House prices are tipped to fall as much as 15 per cent against a predicted backdrop of rising unemployment, further inflation and an imminent recession.
Credit Suisse’s global equity strategy head, Andrew Garthwaite, and his team said yesterday (September 27) that monetary tightening will be essential to offset chancellor Kwasi Kwarteng’s latest tax cuts, which he dubbed the largest fiscal boost to GDP in 50 years.
While unemployment is currently at a 42-year low and wage growth is 3 per cent higher than it needs to be to hit the Bank of England’s inflation target, Credit Suisse said unemployment will have to rise to around 6 per cent to control wage growth and to get inflation back to target.
The 8 per cent decline in sterling since August 1, the bank's analysts said, will add a further 1.3 per cent to near-term inflation. Currently, inflation is at 9.9 per cent in the year to August.
The analysts believe monetary tightening will leave the UK requiring a recession to sort out its supply side constraints. “House prices could easily fall 10 to 15 per cent," they said.
This forecast paints a very different picture to that painted by analysts just months ago. Back in June, Santander’s chief economist Frances Haque forecasted 2 per cent house price growth by year end and “zero growth” going into the new year.
She did, however, say her forecast depended on what happened to bank rates.
Yesterday, the central bank said it will “not hesitate to change interest rates” in response to market turmoil following the government’s mini-Budget on Friday (September 23) and the subsequent crashing of the pound.
Credit Suisse said in its latest report that a 6 per cent base rate "look[s] possible". It added: "To offset the fiscal stimulus of 1.6 per cent of GDP, base rates might have to be 2 per cent higher than otherwise. This could easily push base rates to 6 per cent.
"It is quite possible that the BoE ends up raising rates to 6 per cent to compensate for the weakness of sterling, the higher inflation resulting from the fiscal boost. 5.5 per cent appears priced into markets."

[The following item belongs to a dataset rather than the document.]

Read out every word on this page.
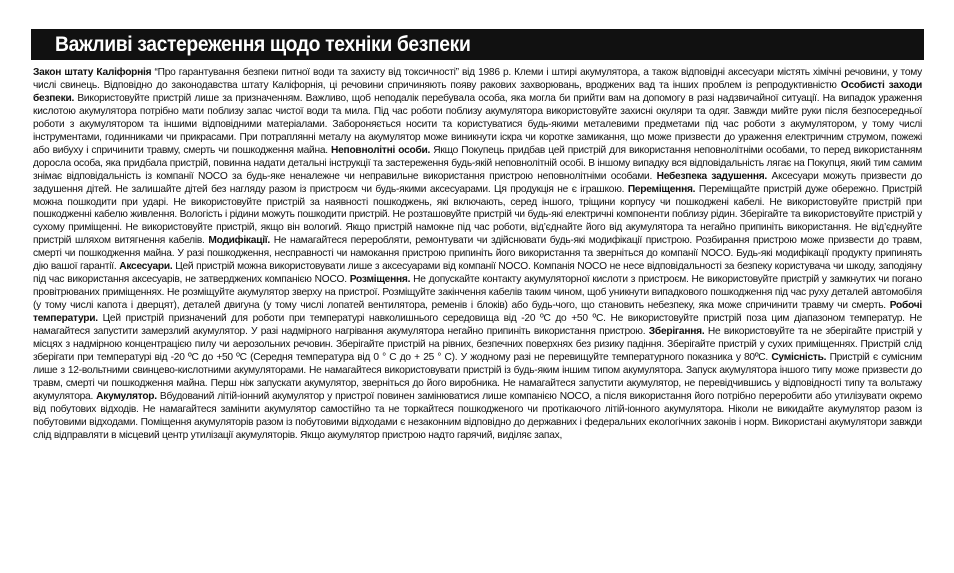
Важливі застереження щодо техніки безпеки
Закон штату Каліфорнія “Про гарантування безпеки питної води та захисту від токсичності” від 1986 р. Клеми і штирі акумулятора, а також відповідні аксесуари містять хімічні речовини, у тому числі свинець. Відповідно до законодавства штату Каліфорнія, ці речовини спричиняють появу ракових захворювань, вроджених вад та інших проблем із репродуктивністю Особисті заходи безпеки. Використовуйте пристрій лише за призначенням. Важливо, щоб неподалік перебувала особа, яка могла би прийти вам на допомогу в разі надзвичайної ситуації. На випадок ураження кислотою акумулятора потрібно мати поблизу запас чистої води та мила. Під час роботи поблизу акумулятора використовуйте захисні окуляри та одяг. Завжди мийте руки після безпосередньої роботи з акумулятором та іншими відповідними матеріалами. Забороняється носити та користуватися будь-якими металевими предметами під час роботи з акумулятором, у тому числі інструментами, годинниками чи прикрасами. При потраплянні металу на акумулятор може виникнути іскра чи коротке замикання, що може призвести до ураження електричним струмом, пожежі або вибуху і спричинити травму, смерть чи пошкодження майна. Неповнолітні особи. Якщо Покупець придбав цей пристрій для використання неповнолітніми особами, то перед використанням доросла особа, яка придбала пристрій, повинна надати детальні інструкції та застереження будь-якій неповнолітній особі. В іншому випадку вся відповідальність лягає на Покупця, який тим самим знімає відповідальність із компанії NOCO за будь-яке неналежне чи неправильне використання пристрою неповнолітніми особами. Небезпека задушення. Аксесуари можуть призвести до задушення дітей. Не залишайте дітей без нагляду разом із пристроєм чи будь-якими аксесуарами. Ця продукція не є іграшкою. Переміщення. Переміщайте пристрій дуже обережно. Пристрій можна пошкодити при ударі. Не використовуйте пристрій за наявності пошкоджень, які включають, серед іншого, тріщини корпусу чи пошкоджені кабелі. Не використовуйте пристрій при пошкодженні кабелю живлення. Вологість і рідини можуть пошкодити пристрій. Не розташовуйте пристрій чи будь-які електричні компоненти поблизу рідин. Зберігайте та використовуйте пристрій у сухому приміщенні. Не використовуйте пристрій, якщо він вологий. Якщо пристрій намокне під час роботи, від’єднайте його від акумулятора та негайно припиніть використання. Не від’єднуйте пристрій шляхом витягнення кабелів. Модифікації. Не намагайтеся переробляти, ремонтувати чи здійснювати будь-які модифікації пристрою. Розбирання пристрою може призвести до травм, смерті чи пошкодження майна. У разі пошкодження, несправності чи намокання пристрою припиніть його використання та зверніться до компанії NOCO. Будь-які модифікації продукту припинять дію вашої гарантії. Аксесуари. Цей пристрій можна використовувати лише з аксесуарами від компанії NOCO. Компанія NOCO не несе відповідальності за безпеку користувача чи шкоду, заподіяну під час використання аксесуарів, не затверджених компанією NOCO. Розміщення. Не допускайте контакту акумуляторної кислоти з пристроєм. Не використовуйте пристрій у замкнутих чи погано провітрюваних приміщеннях. Не розміщуйте акумулятор зверху на пристрої. Розміщуйте закінчення кабелів таким чином, щоб уникнути випадкового пошкодження під час руху деталей автомобіля (у тому числі капота і дверцят), деталей двигуна (у тому числі лопатей вентилятора, ременів і блоків) або будь-чого, що становить небезпеку, яка може спричинити травму чи смерть. Робочі температури. Цей пристрій призначений для роботи при температурі навколишнього середовища від -20 ºC до +50 ºC. Не використовуйте пристрій поза цим діапазоном температур. Не намагайтеся запустити замерзлий акумулятор. У разі надмірного нагрівання акумулятора негайно припиніть використання пристрою. Зберігання. Не використовуйте та не зберігайте пристрій у місцях з надмірною концентрацією пилу чи аерозольних речовин. Зберігайте пристрій на рівних, безпечних поверхнях без ризику падіння. Зберігайте пристрій у сухих приміщеннях. Пристрій слід зберігати при температурі від -20 ºC до +50 ºC (Середня температура від 0 ° C до + 25 ° C). У жодному разі не перевищуйте температурного показника у 80ºC. Сумісність. Пристрій є сумісним лише з 12-вольтними свинцево-кислотними акумуляторами. Не намагайтеся використовувати пристрій із будь-яким іншим типом акумулятора. Запуск акумулятора іншого типу може призвести до травм, смерті чи пошкодження майна. Перш ніж запускати акумулятор, зверніться до його виробника. Не намагайтеся запустити акумулятор, не перевідчившись у відповідності типу та вольтажу акумулятора. Акумулятор. Вбудований літій-іонний акумулятор у пристрої повинен замінюватися лише компанією NOCO, а після використання його потрібно переробити або утилізувати окремо від побутових відходів. Не намагайтеся замінити акумулятор самостійно та не торкайтеся пошкодженого чи протікаючого літій-іонного акумулятора. Ніколи не викидайте акумулятор разом із побутовими відходами. Поміщення акумуляторів разом із побутовими відходами є незаконним відповідно до державних і федеральних екологічних законів і норм. Використані акумулятори завжди слід відправляти в місцевий центр утилізації акумуляторів. Якщо акумулятор пристрою надто гарячий, виділяє запах,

With volatile swap rates making it difficult for lenders to price their mortgages, swathes of the market have withdrawn products since the end of last week. Many have removed all their fixed rate products.
Santander and HSBC were the latest big lenders yesterday to pull products. Santander pulled 28 fixed rate deals, while HSBC removed all new residential and buy-to-let products “with immediate effect”. HSBC said it intended to return to the market today (September 28).
Meanwhile, Nationwide has introduced rate hikes to the tune of 1.2 per cent from today, taking first-time buyer rates to 5.69 per cent with a product fee, and 5.99 per cent without one.